Les travaux de recherche montrent finalement qu’en intégrant la variabilité de différentes lignées d’un même type cellulaire et en ajoutant des données concernant des changements de volume de culture, il serait alors possible de déplacer les modèles de régression sur des sites de production dits BPF (pour Bonnes Pratiques de Fabrication, ou GMP en anglais, Good Manufacturing Practice) dans les entreprises pharmaceutiques. De ce fait, en disposant une sonde Raman sur un bioréacteur de culture de cellules CHO en production, il serait possible, à l’aide des derniers modèles de prédiction, de déterminer en temps réel les concentrations des différents paramètres métaboliques avec des incertitudes de mesure autour de 10 % des concentrations maximales des procédés.

Ainsi, ce type de procédé permettrait donc d’implémenter la philosophie QbD de la FDA au sein des unités de culture cellulaire pour la fabrication de vaccin. Néanmoins, il faut rappeler que la totalité des modèles de prédiction développés sont applicables uniquement à la cellule CHO. Il convient donc de rappeler que celles-ci ne sont pas les seules employées pour la culture de produits d’intérêt pour les vaccins. Il reste encore à montrer la possibilité de suivre les différents métabolites en temps réel sur les cultures d’autres types de cellules telles que Sf9, HeLa ou HEK.

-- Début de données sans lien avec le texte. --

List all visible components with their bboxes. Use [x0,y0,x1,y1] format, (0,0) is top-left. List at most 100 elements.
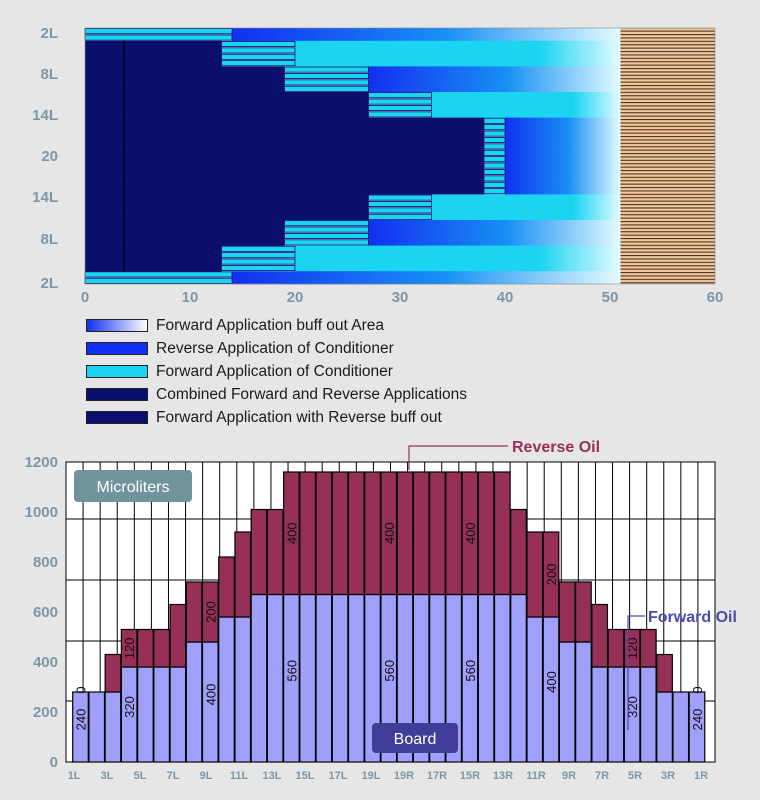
reverse-oil-bar [526,531,544,618]
reverse-buff-cell [431,213,621,221]
reverse-buff-cell [505,156,621,163]
legend-label: Forward Application with Reverse buff ou… [156,408,442,426]
forward-cell [221,258,296,265]
combined-cell [85,92,369,99]
forward-oil-bar [72,691,89,763]
reverse-oil-bar [266,508,284,596]
data-label: 120 [625,637,640,659]
data-label: 400 [382,522,397,544]
x-tick-label: 19R [394,770,414,782]
forward-cell [221,53,296,60]
forward-cell [284,220,369,227]
reverse-oil-bar [477,471,495,596]
reverse-oil-bar [250,508,268,596]
x-tick-label: 10 [182,289,199,306]
reverse-buff-cell [232,271,621,278]
x-tick-label: 5L [134,770,147,782]
reverse-oil-bar [429,471,446,596]
reverse-buff-cell [295,245,621,253]
forward-cell [84,28,233,35]
data-label: 400 [203,684,218,706]
reverse-oil-bar [315,471,333,596]
forward-oil-bar [250,593,268,763]
forward-cell [221,252,296,259]
x-tick-label: 19L [362,770,381,782]
forward-oil-bar [299,593,317,763]
plot-frame [84,27,716,285]
forward-oil-bar [672,691,690,763]
forward-oil-leader [627,615,645,730]
reverse-buff-cell [232,28,621,35]
y-tick-label: 20 [41,148,58,165]
forward-cell [368,200,432,207]
combined-cell [85,130,484,138]
forward-oil-bar [607,666,625,763]
data-label: 240 [74,709,89,731]
reverse-buff-cell [368,72,621,80]
forward-oil-bar [558,641,576,763]
combined-cell [85,207,369,214]
combined-cell [85,40,222,48]
forward-oil-bar [639,666,657,763]
reverse-buff-cell [368,220,621,227]
reverse-oil-bar [120,628,138,668]
x-tick-label: 9R [562,770,576,782]
reverse-buff-cell [295,40,621,48]
reverse-oil-bar [461,471,479,596]
x-tick-label: 5R [628,770,642,782]
legend-item: Forward Application with Reverse buff ou… [86,406,686,429]
data-label: 400 [284,522,299,544]
reverse-buff-cell [232,277,621,285]
conditioner-map-chart: 0 10 20 30 40 50 60 2L 8L 14L 20 14L 8L 2L [32,25,724,306]
reverse-buff-cell [505,149,621,157]
forward-cell [368,207,432,214]
y-tick-label: 0 [50,754,58,771]
forward-cell [483,156,506,163]
combined-cell [85,156,484,163]
combined-cell [85,79,285,86]
reverse-buff-cell [505,136,621,144]
data-label: 200 [544,564,559,586]
x-tick-label: 20 [287,289,304,306]
legend-swatch-combined [86,388,148,401]
forward-cell [368,111,432,118]
forward-oil-bar [88,691,106,763]
forward-cell [284,73,369,80]
board-label: Board [394,731,437,748]
forward-oil-bar [526,616,544,763]
reverse-oil-bar [445,471,463,596]
reverse-buff-cell [368,226,621,234]
forward-oil-bar [510,593,527,763]
combined-cell [85,143,484,150]
forward-cell [483,188,506,195]
forward-cell [483,168,506,175]
forward-oil-bar [104,691,122,763]
x-tick-label: 60 [707,289,724,306]
forward-oil-bar [266,593,284,763]
x-tick-label: 17L [329,770,348,782]
forward-cell [368,92,432,99]
forward-cell [483,117,506,124]
oil-volume-chart: 0 240 120 320 200 400 400 560 400 560 400 560 200 400… [25,440,737,782]
forward-cell [221,264,296,271]
forward-cell [284,239,369,246]
forward-cell [221,47,296,54]
reverse-oil-bar [364,471,381,596]
combined-cell [85,104,369,112]
reverse-oil-bar [607,628,625,668]
forward-oil-bar [234,616,252,763]
combined-cell [85,239,285,246]
forward-cell [368,194,432,201]
forward-cell [84,271,233,278]
data-label: 560 [284,660,299,682]
forward-cell [221,41,296,48]
reverse-oil-bar [299,471,317,596]
reverse-buff-cell [295,252,621,259]
forward-cell [368,213,432,220]
legend-item: Forward Application buff out Area [86,314,686,337]
reverse-oil-bar [591,603,609,668]
forward-oil-bar [169,666,187,763]
reverse-oil-bar [558,581,576,643]
reverse-buff-cell [431,200,621,208]
reverse-buff-cell [431,111,621,118]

De plus, avant d’être parfaitement capable de suivre les paramètres métaboliques des cultures de cellules en production, il reste plusieurs points à soulever. L’accès à des modèles de régression robustes passe par l’intégration de différentes variabilités. Mais les différents travaux prennent surtout en compte les différences entre les lignées de cellules CHO et les différences de volumes de culture. Cependant, en restant à petite échelle, il est important de noter l’existence d’une multitude de paramètres physiques à prendre en compte. Ainsi, des variations de température, de pH ou encore de vitesse d’agitation entre autres peuvent impacter la culture et donc modifier les signaux Raman acquis in situ. Il convient donc d’étudier ces paramètres avant d’exporter les modèles de prédiction sur les lignes de production.